Coen was more than a butcher. He was also an able administrator. One of his plans for the East Indies was to bring in Netherlanders to colonize the islands. This plan was shot down by the VOC shareholders as cost prohibited. A more successful plan was a system of intra-Asian trade Coen established. Though Europe had great demands for spices, the natives had little demand for European goods. Aside from textiles, which the United Provinces had plenty, the natives would only accept gold or silver in trade. Japan was a known source of silver, but they had even less interest in European goods. However, they had a demand for Chinese goods. China, in turn, had a demand for sandalwood, which the VOC had relatively easy access. The intra-Asian system aided the VOC in gaining control over the spice trade on Java, and in 1629, Coen retired a modestly wealthy man.

Competition in Ceylon

The first of the VOC ships to arrive on the island of Ceylon arrived in 1607 at the trailing days of the Forty Years War. Upon arrival, the Kandyan Kings of Ceylon found themselves under the heels of the Portuguese. Portugal attempted to impose its own culture upon the native. Portuguese advisors were in the royal court; Kandyan nobles had a Portuguese education and the missionaries were everywhere. When the VOC ships full of mercenaries and adventures arrived in Kandy, and a proposal of alliance against the Portuguese was offered to King Rajasinghe, the King jumped at the offer. Portugal’s navy was much diminished from the Forty Years War, and its colonial empire was teetering on oblivion. By 1609, the Portuguese were out, and the VOC had in their hands a treaty with the Kandyan King, paving the way for trade and eventual colonization. The VOC annexed former Portuguese lands on the west coast of Ceylon, including the port of Colombo, in the name of the United Provinces.

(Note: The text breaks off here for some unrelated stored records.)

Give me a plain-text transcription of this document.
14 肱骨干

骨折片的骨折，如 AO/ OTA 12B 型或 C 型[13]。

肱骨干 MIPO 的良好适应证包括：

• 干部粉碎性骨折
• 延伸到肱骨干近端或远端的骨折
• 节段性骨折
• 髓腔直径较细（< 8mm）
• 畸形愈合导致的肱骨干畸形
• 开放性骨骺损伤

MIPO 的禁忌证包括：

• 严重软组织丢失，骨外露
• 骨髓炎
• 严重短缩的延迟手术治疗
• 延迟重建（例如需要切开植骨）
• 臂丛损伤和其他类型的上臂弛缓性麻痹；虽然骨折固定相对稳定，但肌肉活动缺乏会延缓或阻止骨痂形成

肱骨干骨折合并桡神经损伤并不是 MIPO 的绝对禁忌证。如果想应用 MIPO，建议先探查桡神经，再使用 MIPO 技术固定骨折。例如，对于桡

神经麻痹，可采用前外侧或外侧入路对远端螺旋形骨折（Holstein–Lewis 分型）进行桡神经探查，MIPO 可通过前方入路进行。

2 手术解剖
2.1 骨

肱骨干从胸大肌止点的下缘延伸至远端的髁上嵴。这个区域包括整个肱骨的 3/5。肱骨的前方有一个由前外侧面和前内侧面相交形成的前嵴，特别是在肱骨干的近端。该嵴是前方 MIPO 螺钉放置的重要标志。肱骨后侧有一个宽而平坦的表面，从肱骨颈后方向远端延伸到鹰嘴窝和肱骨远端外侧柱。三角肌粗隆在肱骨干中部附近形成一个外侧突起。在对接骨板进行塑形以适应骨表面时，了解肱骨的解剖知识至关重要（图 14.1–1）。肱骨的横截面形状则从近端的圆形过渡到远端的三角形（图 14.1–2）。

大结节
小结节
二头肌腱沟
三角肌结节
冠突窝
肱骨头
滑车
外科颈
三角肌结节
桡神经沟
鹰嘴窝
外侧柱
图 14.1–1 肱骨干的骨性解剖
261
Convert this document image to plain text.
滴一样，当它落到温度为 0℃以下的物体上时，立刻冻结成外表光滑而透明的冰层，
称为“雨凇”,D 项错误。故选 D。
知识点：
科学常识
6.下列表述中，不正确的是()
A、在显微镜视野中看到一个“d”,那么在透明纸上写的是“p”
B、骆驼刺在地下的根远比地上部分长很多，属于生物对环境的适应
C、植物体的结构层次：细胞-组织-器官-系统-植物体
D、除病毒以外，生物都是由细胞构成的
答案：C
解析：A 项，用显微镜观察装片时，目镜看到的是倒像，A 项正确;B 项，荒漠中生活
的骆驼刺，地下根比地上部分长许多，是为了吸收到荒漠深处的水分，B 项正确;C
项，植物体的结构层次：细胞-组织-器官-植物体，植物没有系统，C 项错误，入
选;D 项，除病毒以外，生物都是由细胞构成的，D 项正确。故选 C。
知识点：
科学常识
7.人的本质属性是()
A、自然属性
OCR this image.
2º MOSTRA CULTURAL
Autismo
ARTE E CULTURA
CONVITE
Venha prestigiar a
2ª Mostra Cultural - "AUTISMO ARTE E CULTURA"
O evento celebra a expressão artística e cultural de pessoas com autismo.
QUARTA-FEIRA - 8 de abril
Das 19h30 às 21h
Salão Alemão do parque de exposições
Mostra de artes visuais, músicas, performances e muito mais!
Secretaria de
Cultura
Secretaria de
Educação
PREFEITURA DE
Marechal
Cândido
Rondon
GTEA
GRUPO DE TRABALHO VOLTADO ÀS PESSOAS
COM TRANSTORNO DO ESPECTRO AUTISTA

The treaty between the VOC and Kandy stated that in return for Dutch protection against other foreigners, Kandy would grant the VOC a trade monopoly on the island’s spices. As long as the spice flowed, the Dutch were utterly indifferent to the native’s customs and religion. Attempts by Calvinist missions from the United Provinces to infiltrate the island was defeated by the VOC. The Company was not about to let any religious sect from the motherland endanger their trading rights. When British ships attempted to trade with the Kandyans, the VOC captured the ships and imprisoned the crews. The VOC further extended its hold on Ceylon and the cinnamon trade by waging war against the Kingdom of Jaffna between 1632 and 1634. The war was largely fought by Kandyan soldiers, and both the Company and Kandy besieged the city of Jaffna for thirteen months. The war ended with the VOC annexing the former Kingdom of Jaffna.
The VOC did open the island to limited colonization by Netherlanders. Many colonists took up lands in Jaffna, and were under contract with the VOC to grow spices in high demand back in Europe. Dutch plantations spread across the Company lands in the decades of the 1630s and 1640s. By 1645, some ten thousand Netherlanders had settled the island. Along side the Dutch settlers, the VOC also contracted with native land owners in Kandy to supply additional spices. Unlike many of the other Company territories across the East Indies, Ceylon began as a true partnership between Europe and India. By 1640, the VOC had extended its influence over Kandy to the point that it was levying its own taxes and coining its own money.